We all know that a simple statement such as:

SELECT * FROM stuff;

should not produce an ordered result. However, when I try to demonstrate this, it always comes out in primary key order.

Moreover a statement such as:

SELECT thing,whatever FROM stuff
GROUP BY thing,whatever;

always appears to sort thing by the last field in the GROUP BY clause, which is not at all helpful.

The question is, under what circumstances does SQL SERVER order the result even if unasked, and what can I do to stop this?

I am trying to demonstrate to my students that order is indeterminate unless specified, but this is not helping my case.
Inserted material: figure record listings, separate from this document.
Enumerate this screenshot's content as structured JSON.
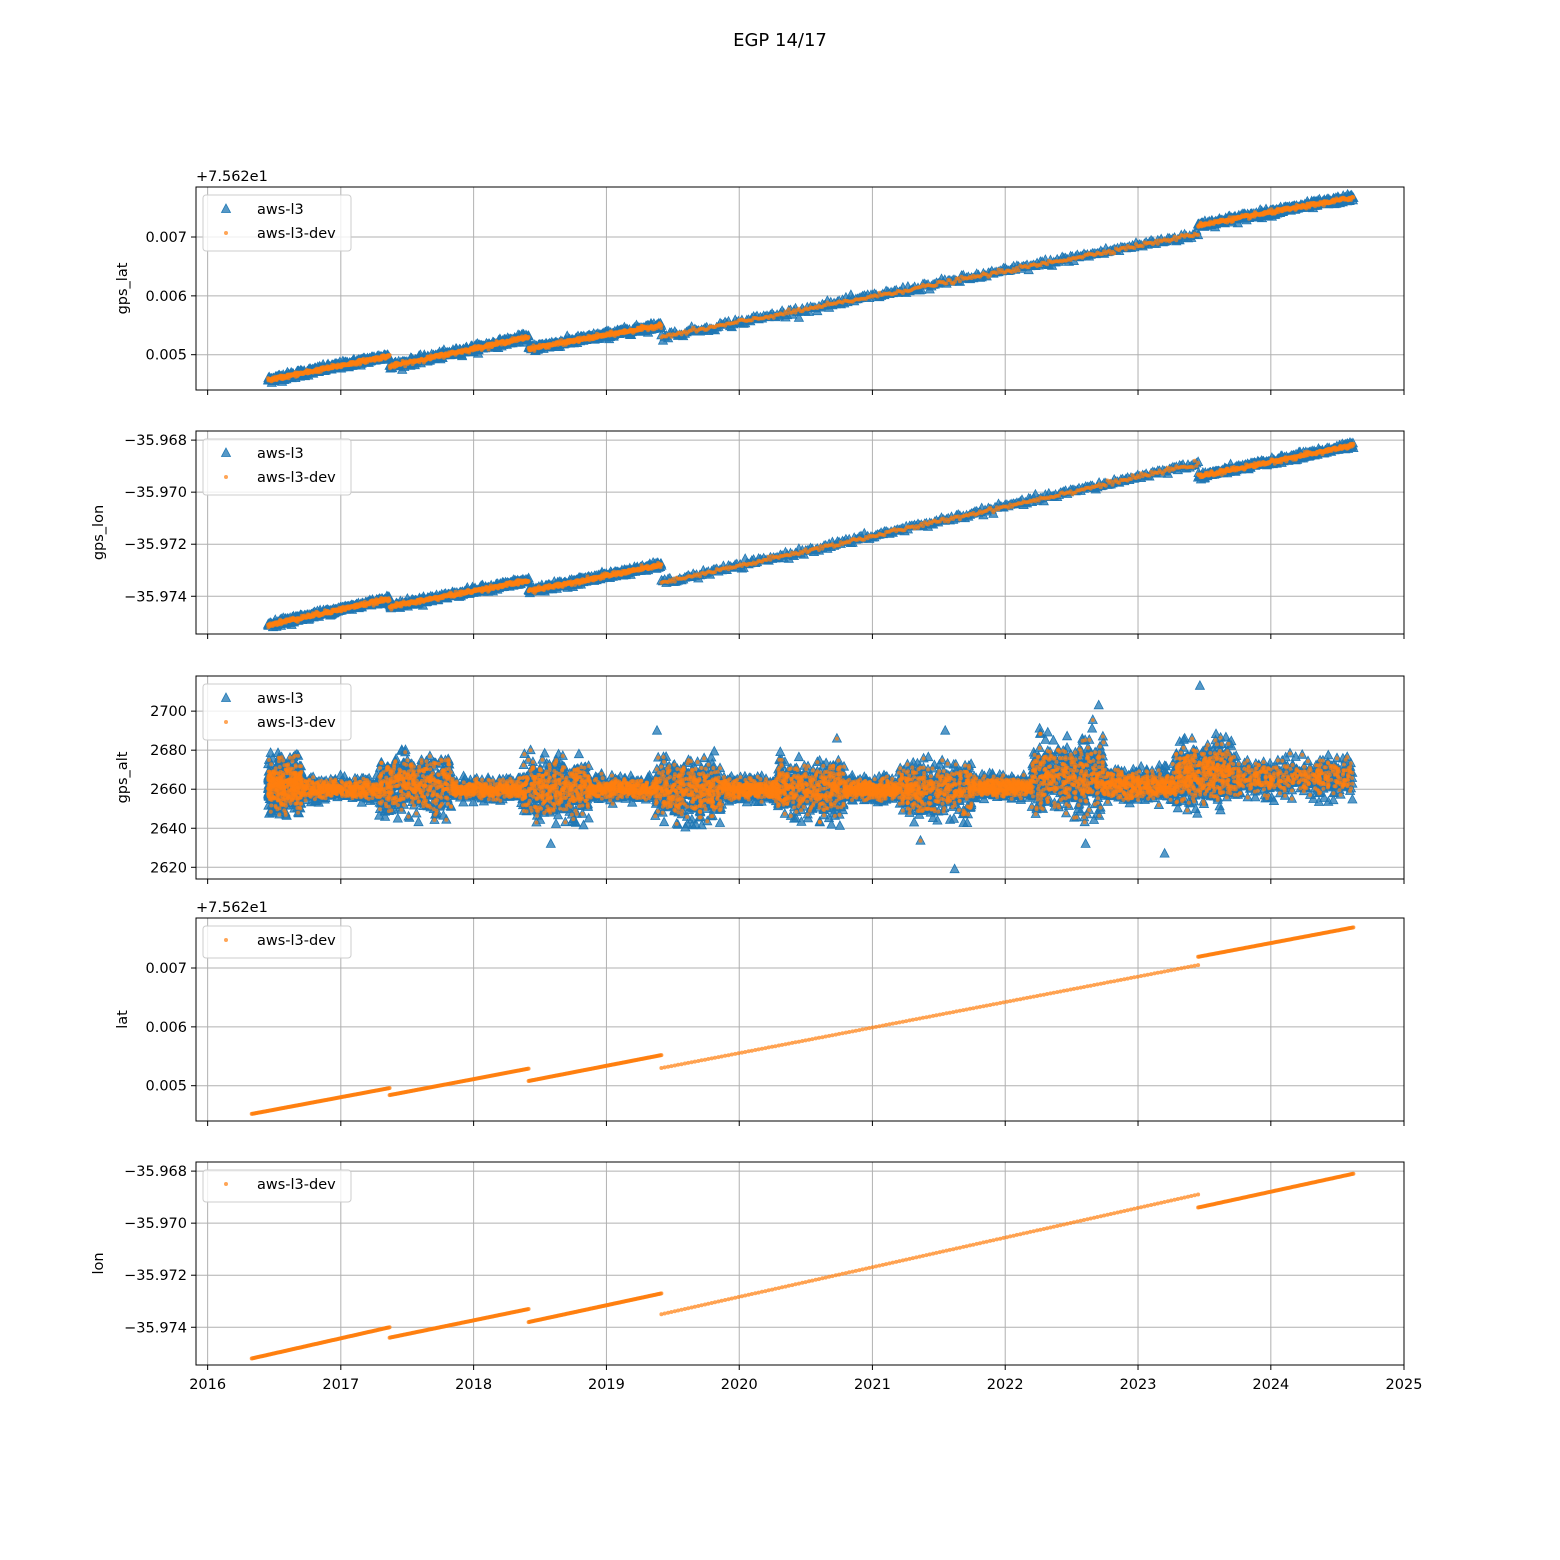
{
  "figure": {
    "title": "EGP 14/17"
  },
  "colors": {
    "aws_l3": "#1f77b4",
    "aws_l3_dev": "#ff7f0e",
    "grid": "#b0b0b0",
    "axes": "#000000"
  },
  "shared_x_axis": {
    "ticks": [
      "2016",
      "2017",
      "2018",
      "2019",
      "2020",
      "2021",
      "2022",
      "2023",
      "2024",
      "2025"
    ]
  },
  "chart_data": [
    {
      "type": "scatter",
      "ylabel": "gps_lat",
      "offset_label": "+7.562e1",
      "xlim": [
        "2015-11-30",
        "2025-01-01"
      ],
      "ylim": [
        0.0044,
        0.00785
      ],
      "yticks": [
        0.005,
        0.006,
        0.007
      ],
      "ytick_labels": [
        "0.005",
        "0.006",
        "0.007"
      ],
      "grid": true,
      "legend": {
        "position": "upper-left",
        "entries": [
          "aws-l3",
          "aws-l3-dev"
        ]
      },
      "series": [
        {
          "name": "aws-l3",
          "marker": "triangle",
          "color": "#1f77b4",
          "noise": 5e-05,
          "segments": [
            {
              "x": [
                "2016-06-15",
                "2017-05-15"
              ],
              "y": [
                0.00457,
                0.00498
              ]
            },
            {
              "x": [
                "2017-05-15",
                "2018-06-01"
              ],
              "y": [
                0.0048,
                0.0053
              ]
            },
            {
              "x": [
                "2018-06-01",
                "2019-06-01"
              ],
              "y": [
                0.0051,
                0.0055
              ]
            },
            {
              "x": [
                "2019-06-01",
                "2023-06-15"
              ],
              "y": [
                0.0053,
                0.00705
              ]
            },
            {
              "x": [
                "2023-06-15",
                "2024-08-15"
              ],
              "y": [
                0.0072,
                0.00767
              ]
            }
          ]
        },
        {
          "name": "aws-l3-dev",
          "marker": "dot",
          "color": "#ff7f0e",
          "noise": 3e-05,
          "segments": [
            {
              "x": [
                "2016-06-15",
                "2017-05-15"
              ],
              "y": [
                0.00457,
                0.00498
              ]
            },
            {
              "x": [
                "2017-05-15",
                "2018-06-01"
              ],
              "y": [
                0.0048,
                0.0053
              ]
            },
            {
              "x": [
                "2018-06-01",
                "2019-06-01"
              ],
              "y": [
                0.0051,
                0.0055
              ]
            },
            {
              "x": [
                "2019-06-01",
                "2023-06-15"
              ],
              "y": [
                0.0053,
                0.00705
              ]
            },
            {
              "x": [
                "2023-06-15",
                "2024-08-15"
              ],
              "y": [
                0.0072,
                0.00767
              ]
            }
          ]
        }
      ]
    },
    {
      "type": "scatter",
      "ylabel": "gps_lon",
      "offset_label": "",
      "xlim": [
        "2015-11-30",
        "2025-01-01"
      ],
      "ylim": [
        -35.97545,
        -35.96765
      ],
      "yticks": [
        -35.974,
        -35.972,
        -35.97,
        -35.968
      ],
      "ytick_labels": [
        "−35.974",
        "−35.972",
        "−35.970",
        "−35.968"
      ],
      "grid": true,
      "legend": {
        "position": "upper-left",
        "entries": [
          "aws-l3",
          "aws-l3-dev"
        ]
      },
      "series": [
        {
          "name": "aws-l3",
          "marker": "triangle",
          "color": "#1f77b4",
          "noise": 0.0001,
          "segments": [
            {
              "x": [
                "2016-06-15",
                "2017-05-15"
              ],
              "y": [
                -35.9751,
                -35.9741
              ]
            },
            {
              "x": [
                "2017-05-15",
                "2018-06-01"
              ],
              "y": [
                -35.9744,
                -35.9734
              ]
            },
            {
              "x": [
                "2018-06-01",
                "2019-06-01"
              ],
              "y": [
                -35.9738,
                -35.9728
              ]
            },
            {
              "x": [
                "2019-06-01",
                "2023-06-15"
              ],
              "y": [
                -35.9735,
                -35.9689
              ]
            },
            {
              "x": [
                "2023-06-15",
                "2024-08-15"
              ],
              "y": [
                -35.9694,
                -35.9682
              ]
            }
          ]
        },
        {
          "name": "aws-l3-dev",
          "marker": "dot",
          "color": "#ff7f0e",
          "noise": 7e-05,
          "segments": [
            {
              "x": [
                "2016-06-15",
                "2017-05-15"
              ],
              "y": [
                -35.9751,
                -35.9741
              ]
            },
            {
              "x": [
                "2017-05-15",
                "2018-06-01"
              ],
              "y": [
                -35.9744,
                -35.9734
              ]
            },
            {
              "x": [
                "2018-06-01",
                "2019-06-01"
              ],
              "y": [
                -35.9738,
                -35.9728
              ]
            },
            {
              "x": [
                "2019-06-01",
                "2023-06-15"
              ],
              "y": [
                -35.9735,
                -35.9689
              ]
            },
            {
              "x": [
                "2023-06-15",
                "2024-08-15"
              ],
              "y": [
                -35.9694,
                -35.9682
              ]
            }
          ]
        }
      ]
    },
    {
      "type": "scatter",
      "ylabel": "gps_alt",
      "offset_label": "",
      "xlim": [
        "2015-11-30",
        "2025-01-01"
      ],
      "ylim": [
        2614,
        2718
      ],
      "yticks": [
        2620,
        2640,
        2660,
        2680,
        2700
      ],
      "ytick_labels": [
        "2620",
        "2640",
        "2660",
        "2680",
        "2700"
      ],
      "grid": true,
      "legend": {
        "position": "upper-left",
        "entries": [
          "aws-l3",
          "aws-l3-dev"
        ]
      },
      "clusters": [
        {
          "x": [
            "2016-06-15",
            "2016-09-15"
          ],
          "center": 2662,
          "spread": 10
        },
        {
          "x": [
            "2016-09-15",
            "2017-04-15"
          ],
          "center": 2660,
          "spread": 4
        },
        {
          "x": [
            "2017-04-15",
            "2017-11-01"
          ],
          "center": 2662,
          "spread": 11
        },
        {
          "x": [
            "2017-11-01",
            "2018-05-15"
          ],
          "center": 2660,
          "spread": 4
        },
        {
          "x": [
            "2018-05-15",
            "2018-11-15"
          ],
          "center": 2660,
          "spread": 11
        },
        {
          "x": [
            "2018-11-15",
            "2019-05-15"
          ],
          "center": 2660,
          "spread": 4
        },
        {
          "x": [
            "2019-05-15",
            "2019-11-15"
          ],
          "center": 2660,
          "spread": 11
        },
        {
          "x": [
            "2019-11-15",
            "2020-04-15"
          ],
          "center": 2660,
          "spread": 4
        },
        {
          "x": [
            "2020-04-15",
            "2020-10-15"
          ],
          "center": 2660,
          "spread": 11
        },
        {
          "x": [
            "2020-10-15",
            "2021-03-15"
          ],
          "center": 2660,
          "spread": 4
        },
        {
          "x": [
            "2021-03-15",
            "2021-10-01"
          ],
          "center": 2660,
          "spread": 10
        },
        {
          "x": [
            "2021-10-01",
            "2022-03-15"
          ],
          "center": 2661,
          "spread": 4
        },
        {
          "x": [
            "2022-03-15",
            "2022-10-01"
          ],
          "center": 2666,
          "spread": 14
        },
        {
          "x": [
            "2022-10-01",
            "2023-04-15"
          ],
          "center": 2662,
          "spread": 6
        },
        {
          "x": [
            "2023-04-15",
            "2023-09-15"
          ],
          "center": 2668,
          "spread": 12
        },
        {
          "x": [
            "2023-09-15",
            "2024-08-15"
          ],
          "center": 2666,
          "spread": 7
        }
      ],
      "outliers": [
        {
          "x": "2021-08-15",
          "y": 2619
        },
        {
          "x": "2023-03-15",
          "y": 2627
        },
        {
          "x": "2023-06-20",
          "y": 2713
        },
        {
          "x": "2022-09-15",
          "y": 2703
        },
        {
          "x": "2019-05-20",
          "y": 2690
        },
        {
          "x": "2021-07-20",
          "y": 2690
        },
        {
          "x": "2018-08-01",
          "y": 2632
        },
        {
          "x": "2022-08-10",
          "y": 2632
        }
      ],
      "series": [
        {
          "name": "aws-l3",
          "marker": "triangle",
          "color": "#1f77b4"
        },
        {
          "name": "aws-l3-dev",
          "marker": "dot",
          "color": "#ff7f0e"
        }
      ]
    },
    {
      "type": "scatter",
      "ylabel": "lat",
      "offset_label": "+7.562e1",
      "xlim": [
        "2015-11-30",
        "2025-01-01"
      ],
      "ylim": [
        0.0044,
        0.00785
      ],
      "yticks": [
        0.005,
        0.006,
        0.007
      ],
      "ytick_labels": [
        "0.005",
        "0.006",
        "0.007"
      ],
      "grid": true,
      "legend": {
        "position": "upper-left",
        "entries": [
          "aws-l3-dev"
        ]
      },
      "series": [
        {
          "name": "aws-l3-dev",
          "marker": "dot",
          "color": "#ff7f0e",
          "noise": 0,
          "segments": [
            {
              "x": [
                "2016-05-01",
                "2017-05-15"
              ],
              "y": [
                0.00452,
                0.00496
              ]
            },
            {
              "x": [
                "2017-05-15",
                "2018-06-01"
              ],
              "y": [
                0.00484,
                0.00529
              ]
            },
            {
              "x": [
                "2018-06-01",
                "2019-06-01"
              ],
              "y": [
                0.00508,
                0.00552
              ]
            },
            {
              "x": [
                "2019-06-01",
                "2023-06-15"
              ],
              "y": [
                0.0053,
                0.00705
              ]
            },
            {
              "x": [
                "2023-06-15",
                "2024-08-15"
              ],
              "y": [
                0.00719,
                0.00769
              ]
            }
          ]
        }
      ]
    },
    {
      "type": "scatter",
      "ylabel": "lon",
      "offset_label": "",
      "xlim": [
        "2015-11-30",
        "2025-01-01"
      ],
      "ylim": [
        -35.97545,
        -35.96765
      ],
      "yticks": [
        -35.974,
        -35.972,
        -35.97,
        -35.968
      ],
      "ytick_labels": [
        "−35.974",
        "−35.972",
        "−35.970",
        "−35.968"
      ],
      "grid": true,
      "legend": {
        "position": "upper-left",
        "entries": [
          "aws-l3-dev"
        ]
      },
      "series": [
        {
          "name": "aws-l3-dev",
          "marker": "dot",
          "color": "#ff7f0e",
          "noise": 0,
          "segments": [
            {
              "x": [
                "2016-05-01",
                "2017-05-15"
              ],
              "y": [
                -35.9752,
                -35.974
              ]
            },
            {
              "x": [
                "2017-05-15",
                "2018-06-01"
              ],
              "y": [
                -35.9744,
                -35.9733
              ]
            },
            {
              "x": [
                "2018-06-01",
                "2019-06-01"
              ],
              "y": [
                -35.9738,
                -35.9727
              ]
            },
            {
              "x": [
                "2019-06-01",
                "2023-06-15"
              ],
              "y": [
                -35.9735,
                -35.9689
              ]
            },
            {
              "x": [
                "2023-06-15",
                "2024-08-15"
              ],
              "y": [
                -35.9694,
                -35.9681
              ]
            }
          ]
        }
      ]
    }
  ]
}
I admit that I am working with a small set of sample data.

Thanks

Best Answer

under what circumstances does SQL SERVER order the result even if unasked?

This might happen if the access path to retrieve the data happens to produce data already ordered e.g. an index scan in key order. Or if the plan contains an explicit sort in order to provide data in order for operators that require this, such as merge join or stream aggregate. Without an explicit order by no order is guaranteed but SQL Server won't go out of its way to prevent results being output in order either.

and what can I do to stop this?

For the first query you can see different ordering if SQL Server uses an allocation order scan.

So make sure the table is at least 64 pages in size and that the allocation order isn't the same as key order then run the query at read uncommitted isolation level.

CREATE TABLE T
(
X INT IDENTITY PRIMARY KEY,
Y CHAR(4000)
);

INSERT INTO T
SELECT TOP 100 'A'
FROM master..spt_values;

/* Cause page splits so key order and allocation order differ
   and leaves one row per page so table is now > 64 pages*/
ALTER TABLE T ALTER COLUMN Y CHAR(4001);

SET TRANSACTION ISOLATION LEVEL READ UNCOMMITTED;

SELECT *
FROM T;

The read uncommitted isn't required for the above in the case that a table lock is taken, there is a hint for that but a less obvious way would be to change the above table definition to

CREATE TABLE T
(
X INT IDENTITY PRIMARY KEY WITH(allow_row_locks = off, allow_page_locks = off),
Y CHAR(4000)
);

And then hopefully you will see disordered results without having to change the isolation level.

For the second query you want a hash aggregate rather than a stream aggregate. You can force this with a query hint or less obviously with a plan guide but this is more likely to be chosen organically if there are relatively few distinct groups compared to the size of the table.